The most promising new approach to this problem is NAA technique such as PCR. In this study, we evaluated MPCR using two target together i.e., IS6110 and MPB64 for diagnosis of M. tuberculosis complex in patients of GITB and compared it with histopathology, culture and ZN smear examination. In our study, histopathology, microscopy and culture were positive in 20%, 5% and 2% cases of GITB confirming the paucibacilliary nature of the disease, as earlier studies[19,20] also reported sensitivity in the range of 22–30%, 7–10% and 0–20% for histopathology. AFB smear and culture respectively. The factors responsible for low sensitivity in this study and also stated by other studies[21,22] such as, the paucibacilliary nature of GITB, granulomas in deeper layer, inadequate biopsy material, unequal distribution of organism, limitation of microbiological techniques or early lesions that may not show caseation necrosis.

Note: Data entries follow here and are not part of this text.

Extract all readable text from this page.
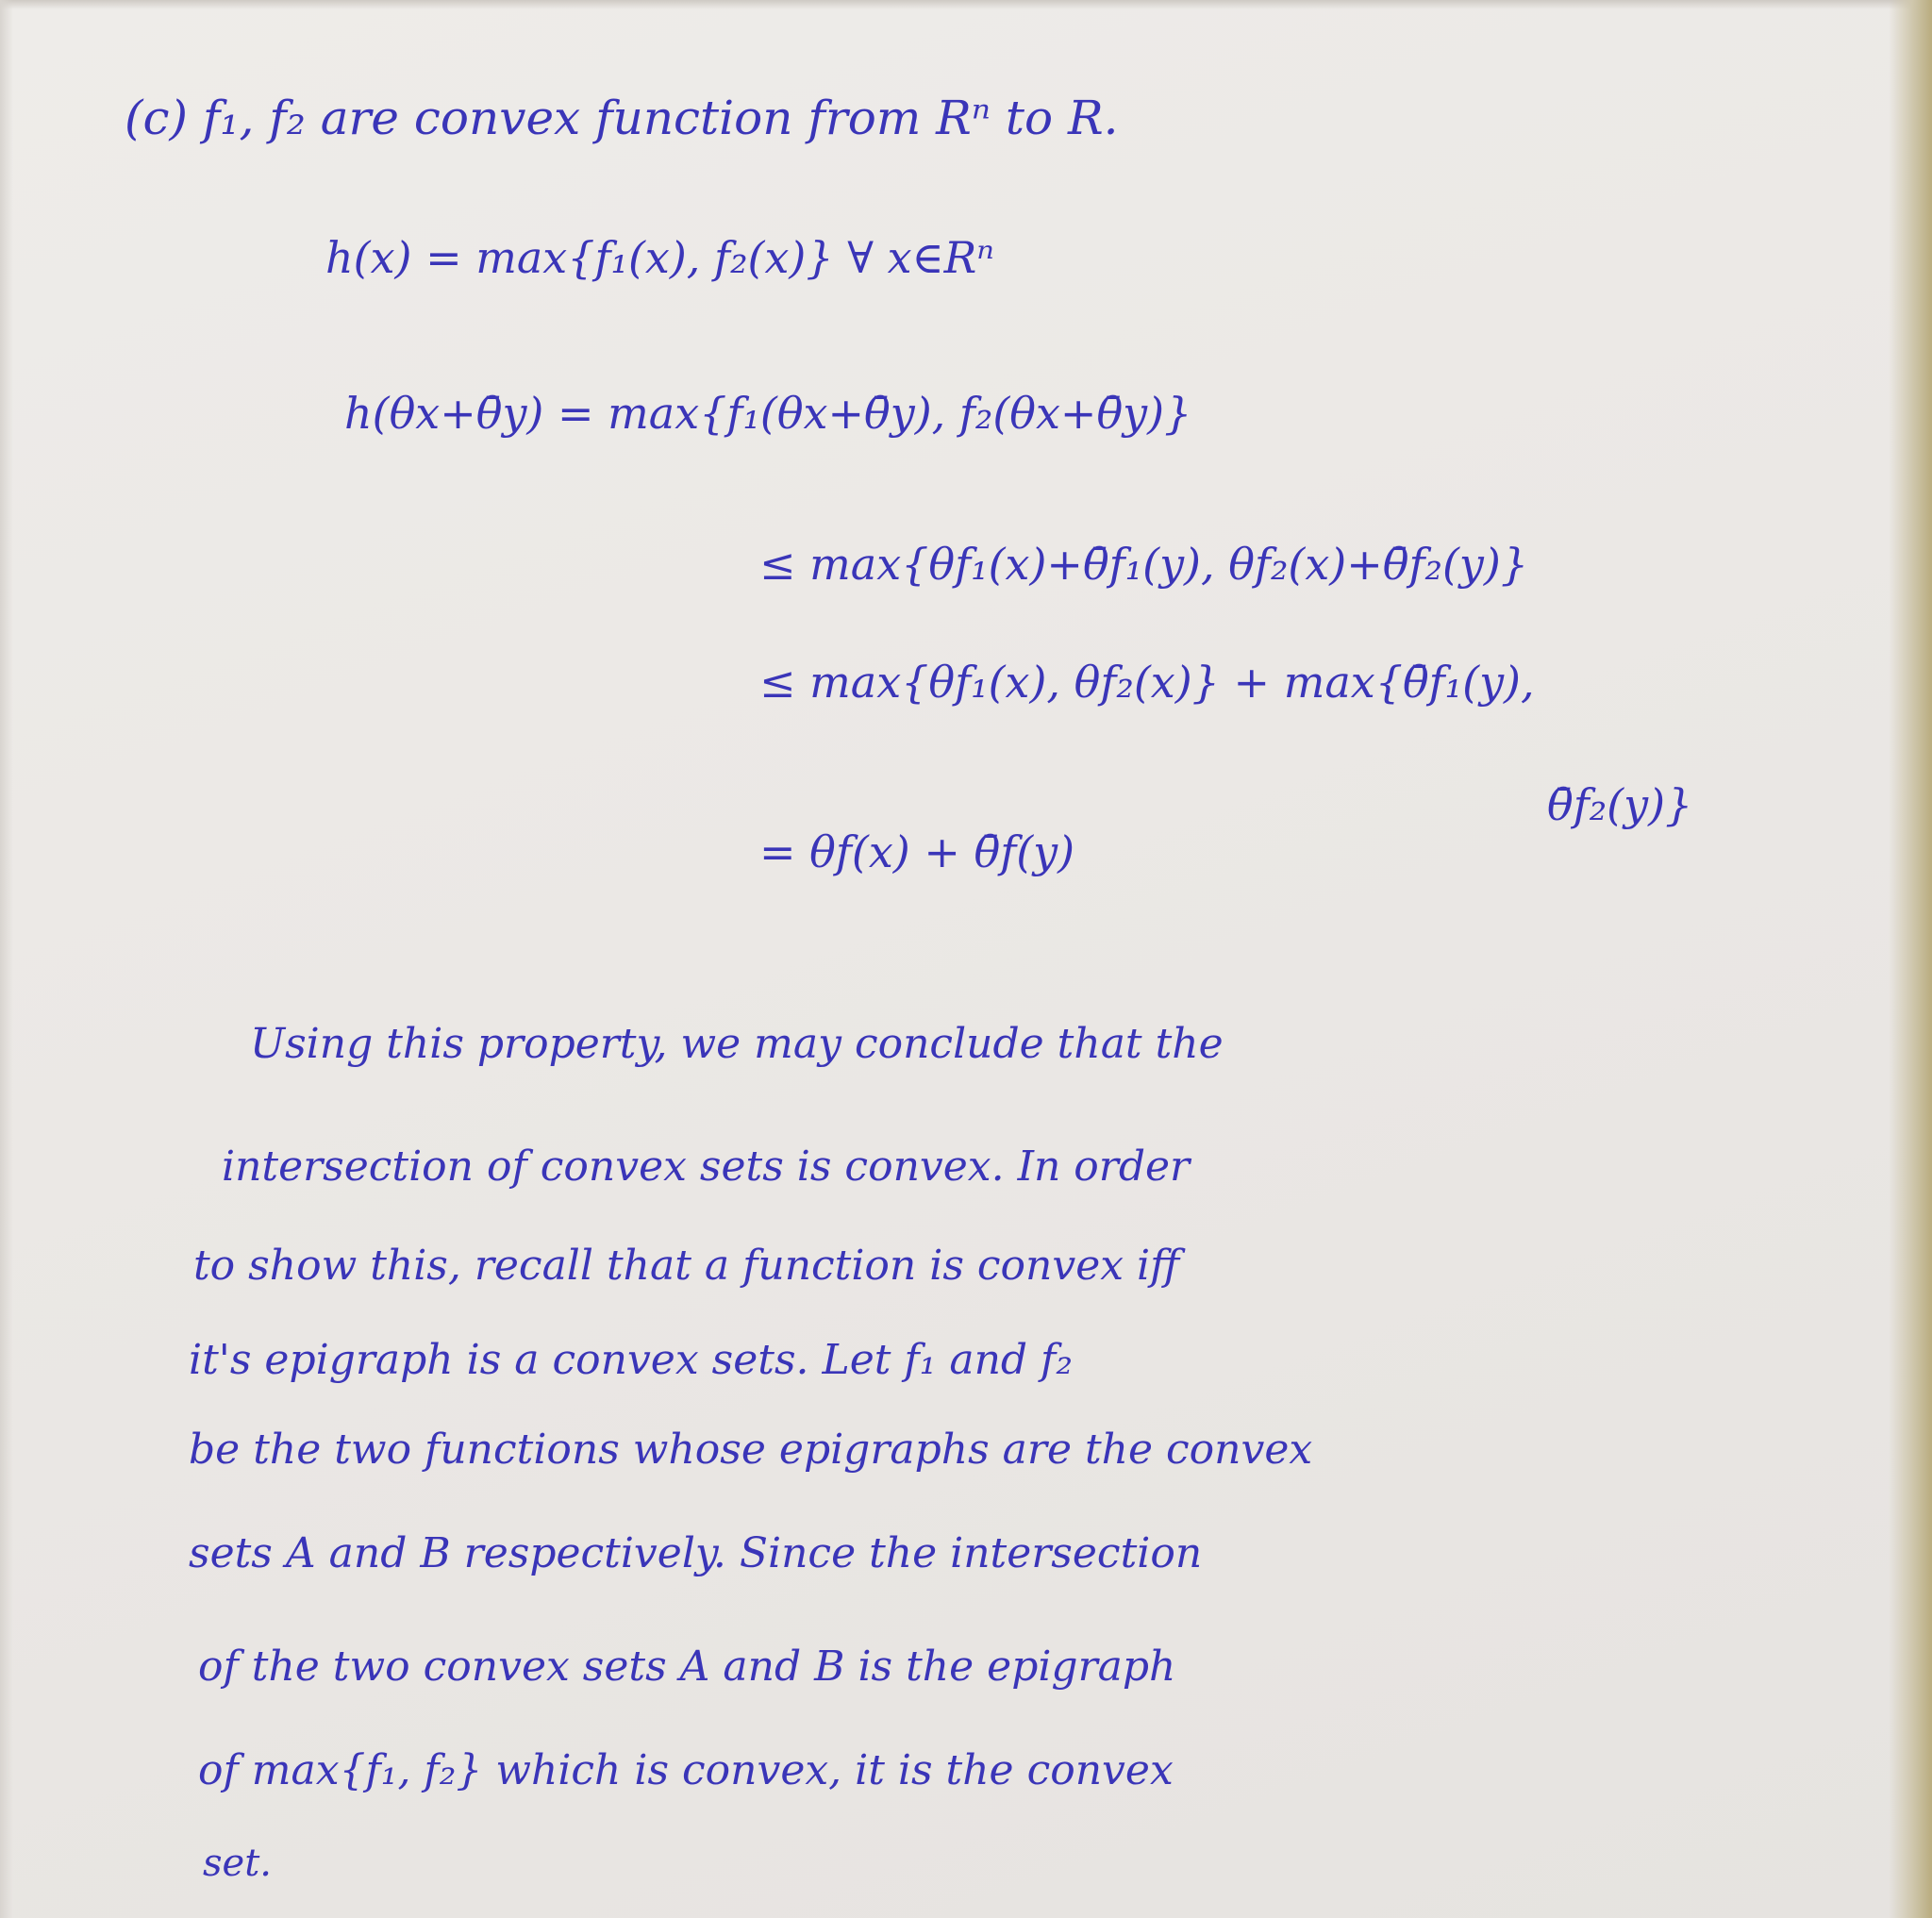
(c) f₁, f₂ are convex function from Rⁿ to R.

h(x) = max{f₁(x), f₂(x)} ∀ x∈Rⁿ

h(θx+θ̄y) = max{f₁(θx+θ̄y), f₂(θx+θ̄y)}

≤ max{θf₁(x)+θ̄f₁(y), θf₂(x)+θ̄f₂(y)}

≤ max{θf₁(x), θf₂(x)} + max{θ̄f₁(y),

θ̄f₂(y)}

= θf(x) + θ̄f(y)

Using this property, we may conclude that the

intersection of convex sets is convex. In order

to show this, recall that a function is convex iff

it's epigraph is a convex sets. Let f₁ and f₂

be the two functions whose epigraphs are the convex

sets A and B respectively. Since the intersection

of the two convex sets A and B is the epigraph

of max{f₁, f₂} which is convex, it is the convex

set.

Most of the PCR based studies had reported use of single target like IS6110 for the diagnosis of MTB. However, IS6110 is missing in 10–15% of Indian population.[12] Use of two or more gene targets for amplification has been demonstrated to increase the diagnostic yield of MTB infection in other clinical setting.[20,22] We evaluated the role of MPCR using two different target specific for Mycobacterium tuberculosis complex for diagnosis of GITB in proven and clinically suspected cases of GITB. The overall sensitivity of this MPCR was 77.5% and specificity was 100%. Whereas sensitivity in proven cases which were histopathology, culture, and smear positive cases was 90.90%, and in clinically suspected cases who also responded to ATT was 72.41%. There was one histopathology positive case which was missed by MPCR; the reason could be inadequate biopsy material. The single target PCR target based studies had reported sensitivity varying between 21.6–64.1%.[4,5] The overall sensitivity of MPCR in our study is higher as compared to earlier studies. The other studies have also reported similar factors for low sensitivity of PCR in the diagnosis of MTB infection.[23]

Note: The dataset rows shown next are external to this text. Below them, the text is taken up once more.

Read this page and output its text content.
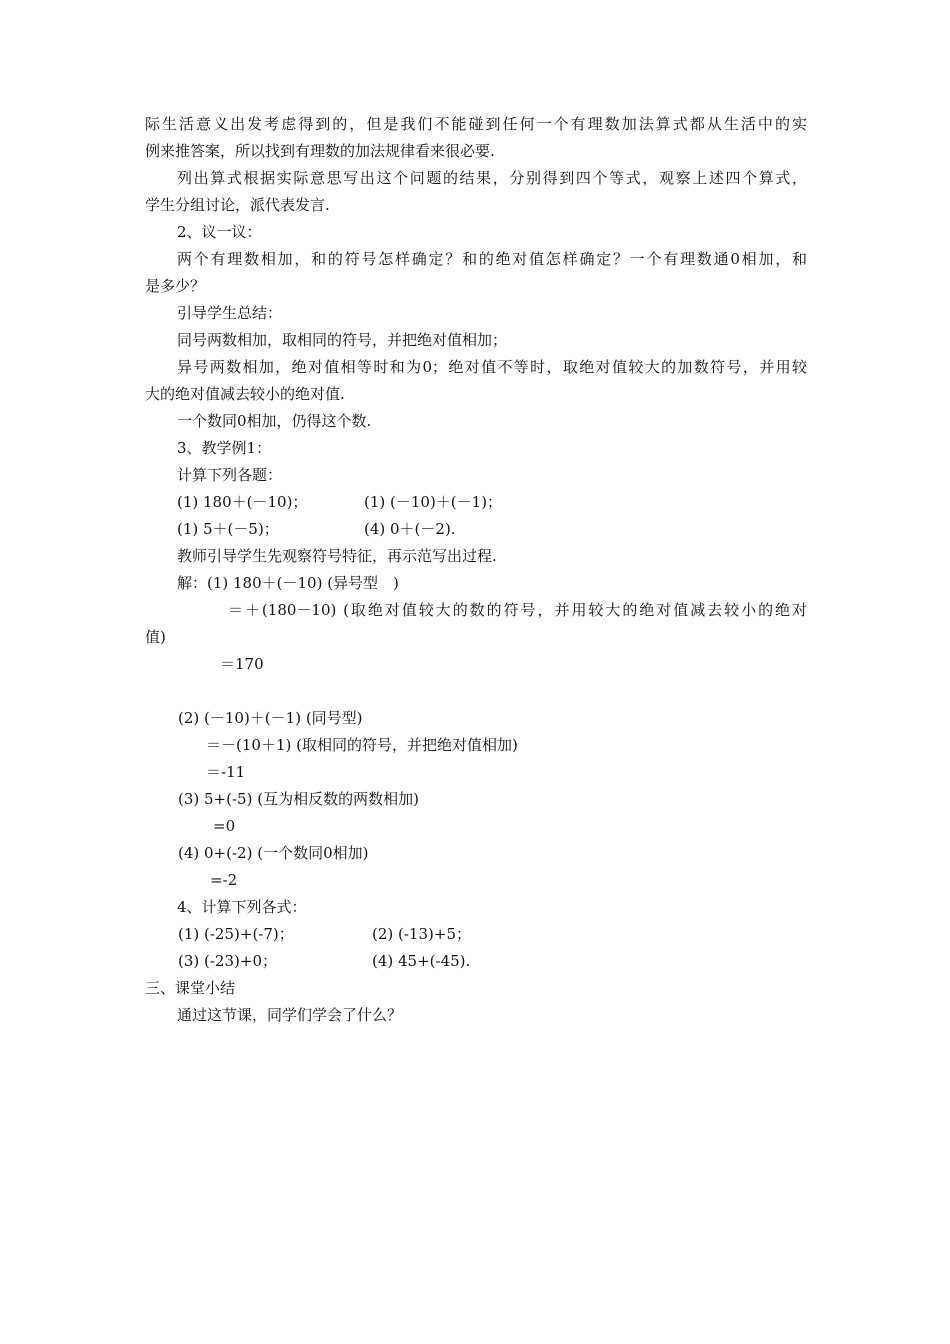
际生活意义出发考虑得到的，但是我们不能碰到任何一个有理数加法算式都从生活中的实
例来推答案，所以找到有理数的加法规律看来很必要.
列出算式根据实际意思写出这个问题的结果，分别得到四个等式，观察上述四个算式，
学生分组讨论，派代表发言.
2、议一议：
两个有理数相加，和的符号怎样确定？和的绝对值怎样确定？一个有理数通0相加，和
是多少？
引导学生总结：
同号两数相加，取相同的符号，并把绝对值相加；
异号两数相加，绝对值相等时和为0；绝对值不等时，取绝对值较大的加数符号，并用较
大的绝对值减去较小的绝对值.
一个数同0相加，仍得这个数.
3、教学例1：
计算下列各题：
(1) 180＋(－10)；	(1) (－10)＋(－1)；
(1) 5＋(－5)；	(4) 0＋(－2).
教师引导学生先观察符号特征，再示范写出过程.
解：(1) 180＋(－10) (异号型　)
＝＋(180－10) (取绝对值较大的数的符号，并用较大的绝对值减去较小的绝对
值)
＝170
(2) (－10)＋(－1) (同号型)
＝－(10＋1) (取相同的符号，并把绝对值相加)
＝-11
(3) 5+(-5) (互为相反数的两数相加)
=0
(4) 0+(-2) (一个数同0相加)
=-2
4、计算下列各式：
(1) (-25)+(-7)；	(2) (-13)+5；
(3) (-23)+0；	(4) 45+(-45).
三、课堂小结
通过这节课，同学们学会了什么？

In our study, IS6110 bands were present in 90.90% of confirmed cases and 62.20% of clinically suspected cases. The findings of our study are similar to that reported by Moatter et al.[24] MPB64 bands were positive in 90.90% of confirmed cases and 68.96% of suspected cases which is similar to the study reported by Jin XJ et al.[25] There were two cases which were missed by IS6110 and one case was missed by MPB64.

This again highlights the facts that there are strains of Mycobacterium tuberculosis strains in India which lack not only IS6110 but MPB64 also. Thus, MPCR plays an important role to increase the overall sensitivity of PCR over uniplex PCR test for diagnosing GITB infection. The other advantage of MPCR over doing Uniplex PCR using different primers is the low cost, less chances of contamination, less time consumption and better utilization of manpower in resource constraint settings.

CONCLUSION

This study found that MPCR assay is useful for rapid and accurate diagnosis of GITB cases which are likely to be missed due to absence of IS6110 sequence in our Indian population and can supplement the clinical diagnosis.

Footnotes

Source of Support: Nil

Conflict of Interest: None declared.